O apóstolo da gentilidade nos alertava a esse respeito: “Não sabeis que um pouco de fermento leveda a massa toda?” Paulo (I Coríntios, 5:6)

Kardec não era racista. A Doutrina Espírita não possui conteúdo racista. Sobre todas essas coisas o Codificador nos ensinou:

 

O homem de bem é bom, humano e benevolente para com todos, sem distinção de raças, nem de crenças, porque em todos os homens vê irmãos seus[15].

Não é preciso jamais perder de vista, Senhores, o objetivo essencial do Espiritismo, que é a destruição do materialismo pela prova experimental da sobrevivência da alma humana. (...)

(...) Hoje o Espiritismo penetrou por toda a parte, tem adeptos em todas as classes da sociedade; reuniões de grupos mais ou menos numerosos se organizam em todas as cidades, grandes ou pequenas, esperando a vez das aldeias; [...]

(...) Provemo-lhes que, graças aos ensinos daqueles que chamam Demônios, compreendemos a moral sublime do Evangelho, que se resume no amor de Deus e de seus semelhantes, na caridade universal. Abracemos a Humanidade inteira, sem distinção de culto, de raça, de origem, e, com mais forte razão, de família, de fortuna e de condição social. (...) (KARDEC, 2000a, p. 59-62)[16]

 

Referências bibliográficas:

DIAS, Haroldo Dutra (Trad.), 1971- O novo testamento, tradução de Haroldo Dutra Dias. – 1. ed. – 11. imp. – Brasília: FEB, 2020.

DENIS, Léon. Cristianismo e Espiritismo.

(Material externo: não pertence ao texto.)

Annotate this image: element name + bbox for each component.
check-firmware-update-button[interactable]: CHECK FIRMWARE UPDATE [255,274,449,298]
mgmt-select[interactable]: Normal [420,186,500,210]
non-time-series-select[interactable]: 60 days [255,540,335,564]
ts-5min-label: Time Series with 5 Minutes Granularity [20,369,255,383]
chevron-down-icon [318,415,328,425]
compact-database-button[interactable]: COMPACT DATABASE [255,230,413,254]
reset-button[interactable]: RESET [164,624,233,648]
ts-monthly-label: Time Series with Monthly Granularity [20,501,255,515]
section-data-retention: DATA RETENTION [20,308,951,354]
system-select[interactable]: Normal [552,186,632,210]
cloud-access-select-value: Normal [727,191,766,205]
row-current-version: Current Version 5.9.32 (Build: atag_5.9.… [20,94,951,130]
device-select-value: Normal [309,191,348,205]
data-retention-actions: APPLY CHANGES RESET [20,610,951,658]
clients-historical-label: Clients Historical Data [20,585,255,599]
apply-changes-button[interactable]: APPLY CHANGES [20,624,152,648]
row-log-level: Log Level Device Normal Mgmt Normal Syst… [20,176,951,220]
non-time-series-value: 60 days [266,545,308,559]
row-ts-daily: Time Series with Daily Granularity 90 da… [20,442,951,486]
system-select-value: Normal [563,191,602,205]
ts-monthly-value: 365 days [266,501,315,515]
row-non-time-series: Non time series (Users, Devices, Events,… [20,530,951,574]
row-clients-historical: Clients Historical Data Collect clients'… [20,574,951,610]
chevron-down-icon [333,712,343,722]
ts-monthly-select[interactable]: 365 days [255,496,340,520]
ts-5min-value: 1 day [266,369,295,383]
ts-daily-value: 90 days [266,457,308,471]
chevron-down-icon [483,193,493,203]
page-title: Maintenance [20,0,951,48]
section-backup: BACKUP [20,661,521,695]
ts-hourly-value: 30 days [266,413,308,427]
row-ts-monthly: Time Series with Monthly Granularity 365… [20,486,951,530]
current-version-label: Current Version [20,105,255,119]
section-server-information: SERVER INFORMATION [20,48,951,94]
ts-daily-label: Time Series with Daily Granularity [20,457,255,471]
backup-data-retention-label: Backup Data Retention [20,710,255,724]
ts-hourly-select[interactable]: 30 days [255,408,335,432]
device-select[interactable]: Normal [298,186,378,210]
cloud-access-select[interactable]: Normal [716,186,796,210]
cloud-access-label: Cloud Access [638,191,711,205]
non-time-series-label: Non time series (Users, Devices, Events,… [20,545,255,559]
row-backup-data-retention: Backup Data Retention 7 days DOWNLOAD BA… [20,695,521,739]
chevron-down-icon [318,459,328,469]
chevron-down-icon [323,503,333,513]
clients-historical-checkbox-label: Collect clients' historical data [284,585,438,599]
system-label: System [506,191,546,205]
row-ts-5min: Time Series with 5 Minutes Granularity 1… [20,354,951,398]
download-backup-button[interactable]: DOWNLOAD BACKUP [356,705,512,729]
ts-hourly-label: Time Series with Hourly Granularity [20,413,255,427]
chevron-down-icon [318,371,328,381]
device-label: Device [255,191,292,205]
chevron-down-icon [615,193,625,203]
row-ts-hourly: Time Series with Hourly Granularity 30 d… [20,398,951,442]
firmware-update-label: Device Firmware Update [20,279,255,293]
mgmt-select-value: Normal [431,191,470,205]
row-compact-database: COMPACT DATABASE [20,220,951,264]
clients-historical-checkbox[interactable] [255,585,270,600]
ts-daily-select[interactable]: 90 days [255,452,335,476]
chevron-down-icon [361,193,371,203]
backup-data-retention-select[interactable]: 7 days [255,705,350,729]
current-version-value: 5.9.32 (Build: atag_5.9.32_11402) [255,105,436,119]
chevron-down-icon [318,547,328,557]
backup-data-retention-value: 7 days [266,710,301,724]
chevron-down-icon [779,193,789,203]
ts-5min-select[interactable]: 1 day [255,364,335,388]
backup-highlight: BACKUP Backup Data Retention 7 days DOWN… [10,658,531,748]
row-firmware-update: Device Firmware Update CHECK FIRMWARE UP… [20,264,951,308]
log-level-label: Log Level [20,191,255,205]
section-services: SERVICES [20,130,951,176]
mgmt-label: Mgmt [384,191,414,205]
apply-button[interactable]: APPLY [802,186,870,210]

Trad. Leopoldo Cirne. Rio de Janeiro: FEB, 2010

KARDEC Allan. O Evangelho segundo o Espiritismo. Trad. Guillon Ribeiro. Brasília: FEB, 2018.

 

[4] E não apenas isso. Em sua homepage dentre os tópicos em destaque há: bolsoespiritismo; bolsoespíritas; desgoverno; marxismo etc.

[5] DENIS, Léon. Cristianismo e Espiritismo. Trad. Leopoldo Cirne. Rio de Janeiro: FEB, 2010. p. 7.

[6] João, 14:15 a 17 e 26

[7] KARDEC, Allan. O Evangelho segundo o Espiritismo. Trad. Guillon Ribeiro. Brasília: FEB, 2018. p. 107.

[8] KARDEC, Allan. O Evangelho segundo o Espiritismo. Trad. Guillon Ribeiro. Brasília: FEB, 2018. p. 21-22.

[9] KARDEC, Allan. O Evangelho segundo o Espiritismo. Trad. Guillon Ribeiro. Brasília: FEB, 2018. p. 19.

[10] KARDEC, Allan. O Evangelho segundo o Espiritismo. Trad. Guillon Ribeiro. Brasília: FEB, 2018. p. 24.

[11] Há clara tentativa de esquerdização do Espiritismo, fomentada por frágeis reivindicações imediatistas oriunda de pequeno segmento descompromissado com a autoridade da Doutrina Espírita. Assim nos dizia o Mestre Jesus Cristo: “Acautelai-vos do fermento dos fariseus, que é a hipocrisia” Lc 12.1.

[12] Desgoverno ainda não é efeito da aplicação de determinada ideologia política, mas, da fragilidade do Espírito na presença do poder e do dinheiro. Terá a humanidade avançado de forma considerável o dia em que erros e acertos de determinada ideologia for o único desafio. Por ora, devemos ultrapassar primeiro as escolhas do Espírito diante das propostas do mundo.

[13] Atos, 10:15.

[14] Acaso pode um cego guiar {outro} cego? Não cairão ambos no fosse? Lc 6:39

[15] KARDEC, Allan. O Evangelho segundo o Espiritismo. Trad. Guillon Ribeiro. Brasília: FEB, 2018. p. 232.

[16] KARDEC, A. Revista Espírita 1863. Araras, SP: IDE, 2000a.